Triumphierend hielt ich zwei weitere Beutel, gefüllt mit bunten Pillen jeglicher Größen und Farben, in die Höhe.
„Auch das nehmen wir mit", meinte ich.
„Ja, und wir sollten uns noch die Küche vornehmen", gab mein Kollege zu bedenken.
Es dauerte nicht lange, bis wird die Schränke dort auf den Kopf gestellt hatten und zwischen zahlreichen Gewürzen drei pralle Päckchen mit Gras entdeckten.
„Da wollte wohl jemand besonders schlau sein", lästerte ich, während Liam das Zeug in einen großen, durchsichtigen Beutel packte, der zur Sicherstellung der Drogen diente.
„Wir sollten noch das Bad in Augenschein nehmen", schlug ich gehässig vor.
Wenn schon, denn schon, lautete hier die Devise. Der Arsch hatte es nicht anders verdient. Er würde sowieso Augen machen, wenn er später hier aufkreuzte und seine Wohnung einem Schlachtfeld glich. Liam und ich hatten wirklich ganze Arbeit geleistet.
„Also, Harry, was steckt hinter dieser Sache?"
Nachdem wir das Beweismaterial abgeliefert hatten, standen wir vor unseren Autos und pafften. Liam eine Zigarette und ich eines meiner heißgeliebten Zigarillos.
Die Stunde der Wahrheit schlug nun für mich.

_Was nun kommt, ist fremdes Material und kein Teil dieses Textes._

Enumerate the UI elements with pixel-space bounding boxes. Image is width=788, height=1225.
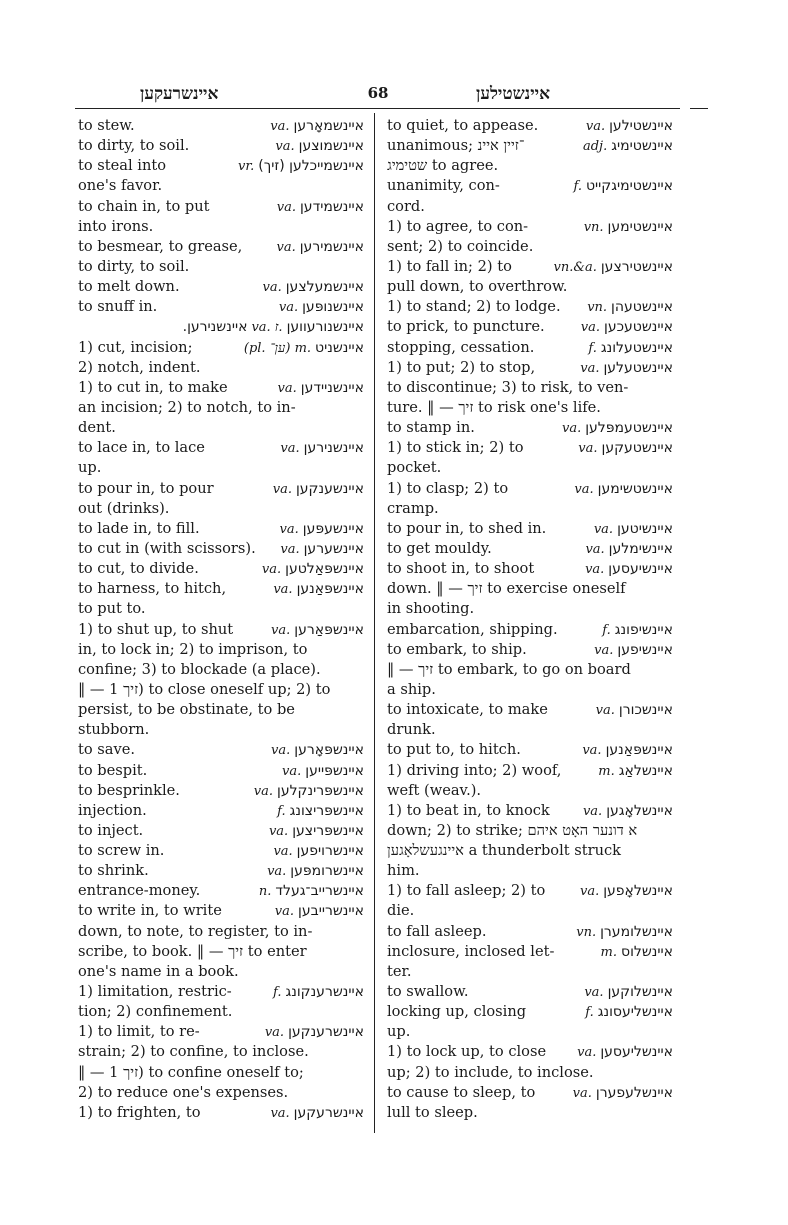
headword-group: va.איינשמעלצען [263,277,365,297]
part-of-speech: f. [588,339,596,359]
english-gloss: to discontinue; 3) to risk, to ven- [387,378,628,398]
yiddish-headword: איינשרומפּען [290,861,364,881]
headword-group: va.איינשפּריצען [269,821,364,841]
part-of-speech: f. [573,177,581,197]
part-of-speech: va. [265,1023,284,1043]
entry-line: to harness, to hitch,va.איינשפּאַנען [78,579,364,599]
entry-line: to quiet, to appease.va.איינשטילען [387,116,673,136]
headword-group: va.איינשרומפּען [267,861,364,881]
english-gloss: down, to note, to register, to in- [78,922,312,942]
english-gloss: to put to. [78,599,146,619]
right-running-headword: איינשטילען [476,84,550,104]
part-of-speech: va. [270,1104,289,1124]
part-of-speech: va. [594,641,613,661]
yiddish-headword: איינשטילען [609,116,673,136]
headword-group: va.איינשטשימען [574,479,673,499]
part-of-speech: va. [574,480,593,500]
part-of-speech: va. [585,560,604,580]
yiddish-headword: איינשלאַג [619,761,673,781]
entry-line: an incision; 2) to notch, to in- [78,398,364,418]
part-of-speech: va. [269,822,288,842]
english-gloss: to get mouldy. [387,539,492,559]
headword-group: va.איינשפּאַרען [271,620,364,640]
part-of-speech: va. [585,540,604,560]
english-gloss: 1) to fall in; 2) to [387,257,512,277]
entry-line: to bespit.va.איינשפּייען [78,761,364,781]
headword-group: adj.איינשטימיג [583,136,673,156]
entry-line: to fall asleep.vn.איינשלומערן [387,922,673,942]
english-gloss: 1) to fall asleep; 2) to [387,881,545,901]
entry-line: to save.va.איינשפּאָרען [78,740,364,760]
entry-line: to shoot in, to shootva.איינשיעסען [387,559,673,579]
yiddish-headword: איינשמעלצען [286,277,364,297]
entry-line: to inject.va.איינשפּריצען [78,821,364,841]
entry-line: 1) to stand; 2) to lodge.vn.איינשטעהן [387,297,673,317]
part-of-speech: va. [267,862,286,882]
english-gloss: 1) to limit, to re- [78,1022,200,1042]
english-gloss: weft (weav.). [387,781,481,801]
part-of-speech: va. [578,439,597,459]
english-gloss: to pour in, to shed in. [387,519,546,539]
entry-line: to embark, to ship.va.איינשיפען [387,640,673,660]
english-gloss: up. [78,458,101,478]
english-gloss: to quiet, to appease. [387,116,538,136]
entry-line: to put to. [78,599,364,619]
entry-line: to lade in, to fill.va.איינשעפּען [78,519,364,539]
entry-line: to cause to sleep, tova.איינשלעפערן [387,1083,673,1103]
yiddish-headword: איינשכורן [619,700,673,720]
english-gloss: 1) driving into; 2) woof, [387,761,561,781]
entry-line: to pour in, to pourva.איינשענקען [78,479,364,499]
yiddish-headword: איינשטעהן [611,297,673,317]
part-of-speech: va. [596,701,615,721]
part-of-speech: va. [273,842,292,862]
part-of-speech: f. [273,983,281,1003]
part-of-speech: va. [270,117,289,137]
entry-line: to put to, to hitch.va.איינשפּאַנען [387,740,673,760]
headword-group: vn.איינשטעהן [587,297,673,317]
yiddish-headword: איינשענקען [296,479,364,499]
yiddish-headword: איינשלוקען [608,982,673,1002]
yiddish-headword: איינשעפּען [303,519,364,539]
yiddish-headword: איינשטעלען [603,358,673,378]
english-gloss: up. [387,1022,410,1042]
yiddish-headword: איינשניט [315,338,364,358]
headword-group: f.איינשליעסונג [585,1002,673,1022]
english-gloss: ture. ‖ — זיך to risk one's life. [387,398,601,418]
english-gloss: 1) to clasp; 2) to [387,479,508,499]
entry-line: to stew.va.איינשמאָרען [78,116,364,136]
part-of-speech: va. [580,882,599,902]
headword-group: va.איינשטעכען [581,317,673,337]
part-of-speech: va. [271,741,290,761]
part-of-speech: (pl. ען־) m. [244,339,311,359]
english-gloss: a ship. [387,680,436,700]
entry-line: to cut, to divide.va.איינשפּאַלטען [78,559,364,579]
headword-group: va.איינשערען [280,539,364,559]
english-gloss: to chain in, to put [78,197,210,217]
entry-line: to prick, to puncture.va.איינשטעכען [387,317,673,337]
entry-line: to shrink.va.איינשרומפּען [78,861,364,881]
headword-group: va.איינשיעסען [585,559,673,579]
headword-group: va.איינשיפען [594,640,673,660]
entry-line: to lace in, to laceva.איינשנירען [78,438,364,458]
part-of-speech: vn.&a. [554,258,597,278]
english-gloss: ‖ — זיך to embark, to go on board [387,660,631,680]
entry-line: ‖ — זיך to embark, to go on board [387,660,673,680]
entry-line: drunk. [387,720,673,740]
english-gloss: to embark, to ship. [387,640,527,660]
headword-group: va.איינשרענקען [265,1022,364,1042]
entry-line: to melt down.va.איינשמעלצען [78,277,364,297]
entry-line: to cut in (with scissors).va.איינשערען [78,539,364,559]
headword-group: va.איינשימלען [585,539,673,559]
headword-group: vn.&a.איינשטירצען [554,257,673,277]
entry-line: die. [387,901,673,921]
headword-group: va.איינשנירען [280,438,364,458]
entry-line: up; 2) to include, to inclose. [387,1063,673,1083]
english-gloss: to put to, to hitch. [387,740,521,760]
english-gloss: to steal into [78,156,166,176]
entry-line: 1) to beat in, to knockva.איינשלאָגען [387,801,673,821]
english-gloss: to cut, to divide. [78,559,199,579]
english-gloss: unanimous; ־זיין איינ [387,136,524,156]
yiddish-headword: איינשרייבען [298,901,364,921]
yiddish-headword: איינשטימיגקייט [586,176,673,196]
english-gloss: scribe, to book. ‖ — זיך to enter [78,942,307,962]
header-rule [75,108,680,109]
headword-group: va.איינשרייבען [275,901,364,921]
english-gloss: 1) to frighten, to [78,1103,201,1123]
entry-line: to chain in, to putva.איינשמידען [78,197,364,217]
entry-line: 1) to frighten, tova.איינשרעקען [78,1103,364,1123]
yiddish-headword: איינשמירען [300,237,364,257]
entry-line: unanimous; ־זיין איינadj.איינשטימיג [387,136,673,156]
entry-line: to snuff in.va.איינשנופּען [78,297,364,317]
entry-line: 1) limitation, restric-f.איינשרענקונג [78,982,364,1002]
entry-line: inclosure, inclosed let-m.איינשלוס [387,942,673,962]
part-of-speech: n. [259,882,272,902]
part-of-speech: va. [586,117,605,137]
english-gloss: to stamp in. [387,418,475,438]
headword-group: f.איינשרענקונג [273,982,364,1002]
entry-line: injection.f.איינשפּריצונג [78,801,364,821]
headword-group: vn.איינשלומערן [576,922,673,942]
entry-line: to get mouldy.va.איינשימלען [387,539,673,559]
english-gloss: to besprinkle. [78,781,180,801]
entry-line: in shooting. [387,599,673,619]
english-gloss: injection. [78,801,147,821]
yiddish-headword: איינשרענקונג [285,982,364,1002]
entry-line: locking up, closingf.איינשליעסונג [387,1002,673,1022]
english-gloss: one's name in a book. [78,962,239,982]
english-gloss: to shoot in, to shoot [387,559,534,579]
english-gloss: cramp. [387,499,439,519]
entry-line: ture. ‖ — זיך to risk one's life. [387,398,673,418]
headword-group: f.איינשטימיגקייט [573,176,673,196]
entry-line: 1) cut, incision;(pl. ען־) m.איינשניט [78,338,364,358]
english-gloss: 1) to stick in; 2) to [387,438,523,458]
entry-line: to intoxicate, to makeva.איינשכורן [387,700,673,720]
entry-line: 1) to fall asleep; 2) tova.איינשלאָפען [387,881,673,901]
english-gloss: to lace in, to lace [78,438,205,458]
headword-group: va.איינשפּרינקלען [254,781,364,801]
part-of-speech: va. [280,520,299,540]
yiddish-headword: איינשטשימען [598,479,673,499]
english-gloss: to prick, to puncture. [387,317,545,337]
yiddish-headword: איינשרויפען [297,841,364,861]
headword-group: va.איינשמידען [277,197,364,217]
english-gloss: to screw in. [78,841,164,861]
part-of-speech: va. [277,198,296,218]
english-gloss: ter. [387,962,412,982]
english-gloss: to dirty, to soil. [78,257,189,277]
part-of-speech: m. [601,943,617,963]
english-gloss: to intoxicate, to make [387,700,548,720]
entry-line: stopping, cessation.f.איינשטעלונג [387,338,673,358]
headword-group: f.איינשפּריצונג [277,801,364,821]
left-running-headword: איינשרעקען [140,84,218,104]
yiddish-headword: איינשפּאַרען [294,620,364,640]
entry-line: stubborn. [78,720,364,740]
headword-group: f.איינשטעלונג [588,338,673,358]
english-gloss: 2) notch, indent. [78,358,200,378]
entry-line: to stamp in.va.איינשטעמפּלען [387,418,673,438]
english-gloss: to pour in, to pour [78,479,214,499]
english-gloss: to fall asleep. [387,922,486,942]
headword-group: va.איינשכורן [596,700,673,720]
yiddish-headword: איינשמייכלען (זיך) [258,156,364,176]
english-gloss: drunk. [387,720,436,740]
part-of-speech: vn. [584,218,604,238]
english-gloss: to inject. [78,821,143,841]
entry-line: up. [387,1022,673,1042]
yiddish-headword: איינשטירצען [601,257,673,277]
english-gloss: to dirty, to soil. [78,136,189,156]
part-of-speech: f. [602,621,610,641]
entry-line: to discontinue; 3) to risk, to ven- [387,378,673,398]
entry-line: 1) to fall in; 2) tovn.&a.איינשטירצען [387,257,673,277]
part-of-speech: va. [581,318,600,338]
entry-line: entrance-money.n.איינשרייב־געלד [78,881,364,901]
yiddish-headword: איינשפּרינקלען [277,781,364,801]
yiddish-headword: איינשלוס [621,942,673,962]
yiddish-headword: איינשמאָרען [294,116,365,136]
yiddish-headword: איינשלעפערן [596,1083,673,1103]
part-of-speech: va. [580,359,599,379]
english-gloss: down. ‖ — זיך to exercise oneself [387,579,626,599]
part-of-speech: va. [271,621,290,641]
english-gloss: strain; 2) to confine, to inclose. [78,1042,309,1062]
part-of-speech: adj. [583,137,607,157]
yiddish-headword: איינשפּאַלטען [285,559,364,579]
yiddish-headword: איינשפּריצען [292,821,364,841]
entry-line: into irons. [78,217,364,237]
english-gloss: out (drinks). [78,499,169,519]
english-gloss: confine; 3) to blockade (a place). [78,660,321,680]
english-gloss: inclosure, inclosed let- [387,942,554,962]
part-of-speech: vn. [587,298,607,318]
headword-group: va.איינשענקען [273,479,364,499]
yiddish-headword: איינשלאָגען [606,801,673,821]
headword-group: va.איינשפּאַנען [582,740,673,760]
headword-group: vn.איינשטימען [584,217,673,237]
yiddish-headword: איינשימלען [609,539,673,559]
part-of-speech: va. [582,741,601,761]
headword-group: f.איינשיפונג [602,620,673,640]
headword-group: va.איינשלעפערן [573,1083,673,1103]
yiddish-headword: איינשיפונג [615,620,673,640]
english-gloss: 2) to reduce one's expenses. [78,1083,288,1103]
english-gloss: to cause to sleep, to [387,1083,535,1103]
part-of-speech: va. [278,379,297,399]
entry-line: one's favor. [78,176,364,196]
part-of-speech: va. [562,419,581,439]
english-gloss: to bespit. [78,761,147,781]
entry-line: to dirty, to soil. [78,257,364,277]
english-gloss: stubborn. [78,720,149,740]
part-of-speech: va. [263,278,282,298]
english-gloss: to cut in (with scissors). [78,539,256,559]
entry-line: persist, to be obstinate, to be [78,700,364,720]
part-of-speech: f. [585,1003,593,1023]
yiddish-headword: איינשפּאַנען [606,740,673,760]
english-gloss: to snuff in. [78,297,157,317]
entry-line: down. ‖ — זיך to exercise oneself [387,579,673,599]
english-gloss: to harness, to hitch, [78,579,226,599]
yiddish-headword: איינשנורעווען [287,317,364,337]
headword-group: va.איינשפּאָרען [271,740,364,760]
headword-group: va.איינשטעמפּלען [562,418,673,438]
part-of-speech: va. [273,480,292,500]
header-rule-tail [690,108,708,109]
entry-line: weft (weav.). [387,781,673,801]
english-gloss: in shooting. [387,599,474,619]
english-gloss: to save. [78,740,135,760]
headword-group: vr.איינשמייכלען (זיך) [238,156,364,176]
yiddish-headword: איינשליעסען [600,1042,673,1062]
english-gloss: in, to lock in; 2) to imprison, to [78,640,307,660]
entry-line: embarcation, shipping.f.איינשיפונג [387,620,673,640]
english-gloss: embarcation, shipping. [387,620,558,640]
headword-group: va.איינשרעקען [270,1103,364,1123]
headword-group: איינשנירען.va. ז.איינשנורעווען [183,317,364,337]
entry-line: איינגעשלאָגען a thunderbolt struck [387,841,673,861]
part-of-speech: va. [584,983,603,1003]
headword-group: va.איינשטעקען [578,438,673,458]
entry-line: tion; 2) confinement. [78,1002,364,1022]
part-of-speech: va. [273,580,292,600]
headword-group: va.איינשטילען [586,116,673,136]
entry-line: out (drinks). [78,499,364,519]
entry-line: up. [78,458,364,478]
part-of-speech: va. [262,560,281,580]
cross-reference: איינשנירען. [183,317,248,337]
yiddish-headword: איינשיפען [617,640,673,660]
headword-group: va.איינשלאָגען [583,801,673,821]
entry-line: to besmear, to grease,va.איינשמירען [78,237,364,257]
english-gloss: to lade in, to fill. [78,519,200,539]
part-of-speech: vr. [238,157,254,177]
entry-line: ter. [387,962,673,982]
headword-group: va.איינשנופּען [279,297,364,317]
part-of-speech: m. [598,762,614,782]
english-gloss: entrance-money. [78,881,200,901]
headword-group: va.איינשטעלען [580,358,673,378]
english-gloss: ‖ — זיך 1) to confine oneself to; [78,1063,304,1083]
yiddish-headword: איינשלאָפען [603,881,673,901]
headword-group: va.איינשעפּען [280,519,364,539]
entry-line: 1) to lock up, to closeva.איינשליעסען [387,1042,673,1062]
page-number: 68 [368,84,389,102]
english-gloss: איינגעשלאָגען a thunderbolt struck [387,841,621,861]
english-gloss: an incision; 2) to notch, to in- [78,398,296,418]
english-gloss: to stew. [78,116,135,136]
yiddish-headword: איינשרעקען [294,1103,364,1123]
page-header: איינשרעקען 68 איינשטילען [0,84,788,106]
english-gloss: one's favor. [78,176,162,196]
english-gloss: 1) to put; 2) to stop, [387,358,535,378]
english-gloss: up; 2) to include, to inclose. [387,1063,594,1083]
headword-group: va.איינשלאָפען [580,881,673,901]
entry-line: to besprinkle.va.איינשפּרינקלען [78,781,364,801]
english-gloss: persist, to be obstinate, to be [78,700,295,720]
english-gloss: locking up, closing [387,1002,526,1022]
english-gloss: lull to sleep. [387,1103,478,1123]
yiddish-headword: איינשרייב־געלד [275,881,364,901]
entry-line: to write in, to writeva.איינשרייבען [78,901,364,921]
entry-line: ‖ — זיך 1) to confine oneself to; [78,1063,364,1083]
part-of-speech: va. [282,762,301,782]
yiddish-headword: איינשטעלונג [601,338,673,358]
entry-line: 1) to limit, to re-va.איינשרענקען [78,1022,364,1042]
headword-group: va.איינשיטען [594,519,673,539]
entry-line: sent; 2) to coincide. [387,237,673,257]
entry-line: 1) to cut in, to makeva.איינשניידען [78,378,364,398]
english-gloss: 1) to stand; 2) to lodge. [387,297,561,317]
part-of-speech: va. [577,1043,596,1063]
headword-group: va.איינשפּייען [282,761,364,781]
entry-line: cord. [387,197,673,217]
entry-line: 2) notch, indent. [78,358,364,378]
left-column: to stew.va.איינשמאָרעןto dirty, to soil.… [78,116,364,1123]
part-of-speech: va. ז. [251,318,282,338]
yiddish-headword: איינשפּאַנען [297,579,364,599]
english-gloss: dent. [78,418,116,438]
headword-group: va.איינשלוקען [584,982,673,1002]
part-of-speech: va. [573,1084,592,1104]
entry-line: scribe, to book. ‖ — זיך to enter [78,942,364,962]
english-gloss: tion; 2) confinement. [78,1002,232,1022]
entry-line: one's name in a book. [78,962,364,982]
english-gloss: to write in, to write [78,901,222,921]
yiddish-headword: איינשערען [304,539,364,559]
entry-line: ‖ — זיך 1) to close oneself up; 2) to [78,680,364,700]
entry-line: 1) to put; 2) to stop,va.איינשטעלען [387,358,673,378]
part-of-speech: va. [254,782,273,802]
entry-line: down, to note, to register, to in- [78,922,364,942]
headword-group: n.איינשרייב־געלד [259,881,364,901]
part-of-speech: va. [594,520,613,540]
yiddish-headword: איינשטימען [608,217,673,237]
entry-line: a ship. [387,680,673,700]
english-gloss: 1) to agree, to con- [387,217,528,237]
yiddish-headword: איינשליעסונג [598,1002,673,1022]
english-gloss: to melt down. [78,277,180,297]
headword-group: va.איינשפּאַלטען [262,559,364,579]
entry-line: to dirty, to soil.va.איינשמוצען [78,136,364,156]
english-gloss: 1) to beat in, to knock [387,801,550,821]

Ziemlich kleinlaut berichtete ich über Alistairs Wunsch, seine Tochter durch meine Wenigkeit beschatten zu lassen du ihrem Stecher auf den Zahn zu fühlen.
Liams Augen wurden immer größer und als ich mit der Tatsache herausrückte, dass Maggie und ich was am Laufen hatten, kriegte er sich vor Lachen nicht mehr ein.
„Du bist ein toter Mann, Styles, das muss dir klar sein."
„Glaube mir, ich bin mir der Gefahr, in der ich tagtäglich schwebe, durchaus bewusst", sagte ich sarkastisch.
„Hast du sie schon genagelt?"
„Was denkst du denn? Schließlich sind wir schon eine ganze Weile zusammen."
„Alter Schwede, du legst es echt darauf an, von Alistair erschossen zu werden, oder?"
Liam lachte erneut, worauf ich ausstieß: „Er kann froh sein, dass sie nun mit mir ausgeht und sich keinen weiteren Kriminellen angelacht hat."
„Das ist allerdings wahr."
Als ich mein Zigarillo entsorgte, nahm mein Freund das Gespräch erneut auf.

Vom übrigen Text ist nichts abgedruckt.